Imagine bullet train to Capital in 6 hours flat

Bullet trains ride will reduce time compared to 28 hours taken by other fast train

By :  r mohan
Update: 2014-12-01 06:29 GMT
Chennai-New Delhi corridor will be the second longest in the world after China's Beijing-2,298 km line launched last year

It is fascinating to think we can envisage a Bullet train ride that will take us to New Delhi in six hours flat. Even 10 years ago such a project would have seemed impossible to contemplate in Indian conditions, although the technology of fast trains far predates that time. Today, technological reach is guaranteed if you have the money, so truly international has the spread of technology become.

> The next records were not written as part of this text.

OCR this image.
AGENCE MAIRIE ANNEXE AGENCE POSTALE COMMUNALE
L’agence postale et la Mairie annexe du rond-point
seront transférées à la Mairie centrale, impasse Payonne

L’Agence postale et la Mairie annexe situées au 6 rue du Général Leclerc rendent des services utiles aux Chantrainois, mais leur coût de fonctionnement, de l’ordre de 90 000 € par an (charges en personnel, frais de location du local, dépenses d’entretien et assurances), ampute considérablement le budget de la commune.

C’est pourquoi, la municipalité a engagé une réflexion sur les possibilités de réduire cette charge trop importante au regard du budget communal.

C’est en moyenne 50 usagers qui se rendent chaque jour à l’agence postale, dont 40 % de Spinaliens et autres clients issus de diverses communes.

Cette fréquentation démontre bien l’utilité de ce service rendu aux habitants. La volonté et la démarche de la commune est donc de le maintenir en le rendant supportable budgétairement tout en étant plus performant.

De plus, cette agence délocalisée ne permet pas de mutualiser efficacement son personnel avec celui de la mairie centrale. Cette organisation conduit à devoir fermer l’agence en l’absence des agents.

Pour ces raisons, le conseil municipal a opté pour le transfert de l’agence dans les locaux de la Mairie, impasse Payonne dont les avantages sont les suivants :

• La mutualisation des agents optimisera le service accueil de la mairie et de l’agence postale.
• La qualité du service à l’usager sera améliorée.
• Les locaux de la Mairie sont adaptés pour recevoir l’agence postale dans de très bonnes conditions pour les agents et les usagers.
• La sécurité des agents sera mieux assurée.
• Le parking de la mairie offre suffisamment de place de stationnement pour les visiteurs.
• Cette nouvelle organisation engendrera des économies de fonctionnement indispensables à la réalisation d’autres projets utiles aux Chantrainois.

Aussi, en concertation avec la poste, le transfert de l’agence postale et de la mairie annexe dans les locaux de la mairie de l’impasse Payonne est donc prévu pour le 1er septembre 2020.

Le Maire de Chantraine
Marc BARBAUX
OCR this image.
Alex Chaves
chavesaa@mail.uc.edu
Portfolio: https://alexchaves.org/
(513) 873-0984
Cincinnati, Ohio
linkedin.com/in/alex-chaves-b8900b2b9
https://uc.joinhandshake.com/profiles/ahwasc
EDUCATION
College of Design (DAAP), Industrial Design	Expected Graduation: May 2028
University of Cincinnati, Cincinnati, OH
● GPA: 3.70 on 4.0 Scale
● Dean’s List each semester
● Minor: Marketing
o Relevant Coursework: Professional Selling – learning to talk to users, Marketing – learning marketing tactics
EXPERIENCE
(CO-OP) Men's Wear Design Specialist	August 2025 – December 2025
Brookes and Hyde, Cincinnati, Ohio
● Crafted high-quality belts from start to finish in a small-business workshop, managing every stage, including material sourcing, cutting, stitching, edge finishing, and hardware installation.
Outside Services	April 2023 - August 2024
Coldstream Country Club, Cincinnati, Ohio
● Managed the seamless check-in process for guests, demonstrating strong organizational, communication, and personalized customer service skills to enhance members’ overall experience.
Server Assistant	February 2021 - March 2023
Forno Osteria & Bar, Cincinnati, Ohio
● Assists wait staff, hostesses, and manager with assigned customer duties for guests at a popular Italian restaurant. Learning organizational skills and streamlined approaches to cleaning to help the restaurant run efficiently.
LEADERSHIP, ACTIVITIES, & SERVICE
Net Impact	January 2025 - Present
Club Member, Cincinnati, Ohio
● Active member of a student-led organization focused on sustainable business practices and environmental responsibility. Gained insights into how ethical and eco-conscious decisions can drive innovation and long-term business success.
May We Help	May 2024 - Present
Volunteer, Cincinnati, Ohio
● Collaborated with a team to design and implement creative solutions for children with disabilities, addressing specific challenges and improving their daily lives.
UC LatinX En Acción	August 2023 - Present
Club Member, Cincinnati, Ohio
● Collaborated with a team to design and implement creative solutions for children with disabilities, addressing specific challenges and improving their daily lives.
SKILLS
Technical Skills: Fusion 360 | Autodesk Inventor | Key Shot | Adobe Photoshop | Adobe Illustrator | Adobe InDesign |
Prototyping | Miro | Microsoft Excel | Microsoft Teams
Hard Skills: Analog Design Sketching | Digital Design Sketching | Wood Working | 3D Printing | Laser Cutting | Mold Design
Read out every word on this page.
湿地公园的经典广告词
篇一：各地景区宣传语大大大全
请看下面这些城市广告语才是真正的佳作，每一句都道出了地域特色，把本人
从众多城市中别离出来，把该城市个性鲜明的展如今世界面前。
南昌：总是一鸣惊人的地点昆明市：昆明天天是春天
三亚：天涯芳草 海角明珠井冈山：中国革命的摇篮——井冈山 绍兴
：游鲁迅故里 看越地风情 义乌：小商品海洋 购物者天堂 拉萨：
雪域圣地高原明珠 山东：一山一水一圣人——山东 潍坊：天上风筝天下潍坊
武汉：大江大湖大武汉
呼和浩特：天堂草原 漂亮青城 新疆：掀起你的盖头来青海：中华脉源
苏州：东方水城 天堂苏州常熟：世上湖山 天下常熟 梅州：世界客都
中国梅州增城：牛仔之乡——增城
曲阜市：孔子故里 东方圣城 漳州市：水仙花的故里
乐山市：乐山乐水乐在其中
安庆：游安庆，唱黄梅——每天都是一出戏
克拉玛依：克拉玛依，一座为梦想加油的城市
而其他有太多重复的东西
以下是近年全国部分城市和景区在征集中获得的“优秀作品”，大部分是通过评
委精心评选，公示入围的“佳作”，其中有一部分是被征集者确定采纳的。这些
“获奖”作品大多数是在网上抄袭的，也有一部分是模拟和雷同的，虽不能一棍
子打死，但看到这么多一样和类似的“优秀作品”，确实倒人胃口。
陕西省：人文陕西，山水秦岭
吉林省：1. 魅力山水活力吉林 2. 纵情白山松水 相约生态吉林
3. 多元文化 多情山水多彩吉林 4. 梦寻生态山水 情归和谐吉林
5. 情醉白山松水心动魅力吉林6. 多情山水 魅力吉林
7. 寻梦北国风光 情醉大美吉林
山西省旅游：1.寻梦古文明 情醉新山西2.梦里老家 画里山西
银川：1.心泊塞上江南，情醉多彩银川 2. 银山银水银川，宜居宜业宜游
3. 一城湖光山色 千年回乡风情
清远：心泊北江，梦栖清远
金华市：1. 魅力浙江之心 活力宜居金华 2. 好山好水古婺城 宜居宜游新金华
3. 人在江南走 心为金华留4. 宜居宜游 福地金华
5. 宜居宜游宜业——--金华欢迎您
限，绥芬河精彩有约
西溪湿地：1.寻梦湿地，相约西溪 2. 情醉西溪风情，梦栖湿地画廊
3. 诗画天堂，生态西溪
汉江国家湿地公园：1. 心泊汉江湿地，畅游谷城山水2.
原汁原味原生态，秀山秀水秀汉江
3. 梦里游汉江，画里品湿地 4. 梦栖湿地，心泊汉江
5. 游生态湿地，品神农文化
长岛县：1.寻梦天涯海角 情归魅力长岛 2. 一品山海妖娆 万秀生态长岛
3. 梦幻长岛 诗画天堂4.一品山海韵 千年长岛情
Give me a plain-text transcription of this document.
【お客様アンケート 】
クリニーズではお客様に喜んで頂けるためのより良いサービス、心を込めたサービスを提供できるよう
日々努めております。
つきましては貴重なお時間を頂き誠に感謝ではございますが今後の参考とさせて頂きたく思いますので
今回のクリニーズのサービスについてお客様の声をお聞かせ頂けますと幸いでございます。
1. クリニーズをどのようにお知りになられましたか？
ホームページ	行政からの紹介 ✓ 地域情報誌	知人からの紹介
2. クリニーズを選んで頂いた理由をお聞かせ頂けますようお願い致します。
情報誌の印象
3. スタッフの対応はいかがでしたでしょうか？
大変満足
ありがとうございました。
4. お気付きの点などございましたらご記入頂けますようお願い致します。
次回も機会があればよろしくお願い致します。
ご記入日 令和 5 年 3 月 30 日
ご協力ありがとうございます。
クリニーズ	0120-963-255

Of course, it is a mere matter of finding Rs 2,24,000 crores, which is not all that much considering how each of yesterday’s scams was computed to cost close to that much in lost revenues, that is, if you discount the zero sum theories of such luminaries as Kapil Sibal. The cost of a whole Bullet quadrilateral connecting the Metros would be mind boggling. The very thought the nation can now think it can afford this makes for a very positive outlook to life in India.

The most pessimistic forecast would be that we old timers may not be able to see the Bullet train run in India in our lifetime. The most optimistic would be that the Chinese, if given the project, would be able to put it all together in a decade or so, provided, of course, that the usual stumbling block of the feared red tape of the Indian bureaucracy does not scupper the super ambitious project.

Land acquisition might become a bigger bugbear, but we are not at that stage yet, The Chinese are first going to study the feasibility of the 1,754-kilometre corridor. And the Japanese are competing for the right to build the project for India and are promising to do it on more favourable terms. This is no mean project either. The corridor will be the second longest in the world after China’s 2,298-km Beijing-Guangzhou line.

The very thought of a train covering Chennai-New Delhi in six hours defies the imagination. In our youth, two nights on the train was the minimum to get to the capital. The journey would take nearly 48 hours in the early ’60s.  I have been on one of those to Delhi and beyond to Allahabad, on a special scout compartment on a steam train to a national jamboree while in school, which took about 60 hours in all. What seemed fun then would be unbearable drudgery in these modern times.

The fabled train journeys of yore will continue to occupy the important nostalgia section of the brain. Long journeys, the thrill of getting off at wayside stations and wandering on the platform, drinking water off the public taps without a care in the world before the steam whistle blew its shrill note to remind us we have to move on.  The food at wayside stations was not satisfactory, but then never in Indian history could railway catering have created a memorable culinary experience. 

To reel off the names of stations as they went by in daytime was a fun thing to do, Contrast that today with the travelling experience on a Rajdhani or a Shatabdi with Wifi connection or 3G running mobiles and tablets and you have progress in a  nutshell. The thrill of buying a load of magazines and a novel to read on board may have been lost as tablets and the Kindle take over. But then if you are really going to spend just six hours getting to New Delhi, why bother with too much on-board time-pass.

A coal dust-spattered face and the metallic taste of the environment on a train journey are all things of the past. You could travel in comfort and land in good shape for work provided you could book a ticket and get on to a train, which is getting more and more difficult despite all the online booking refinements. We can live on in the hope that the Bullet train will take us safely to the capital one day in the promised six hours. We could then say three cheers to national progress.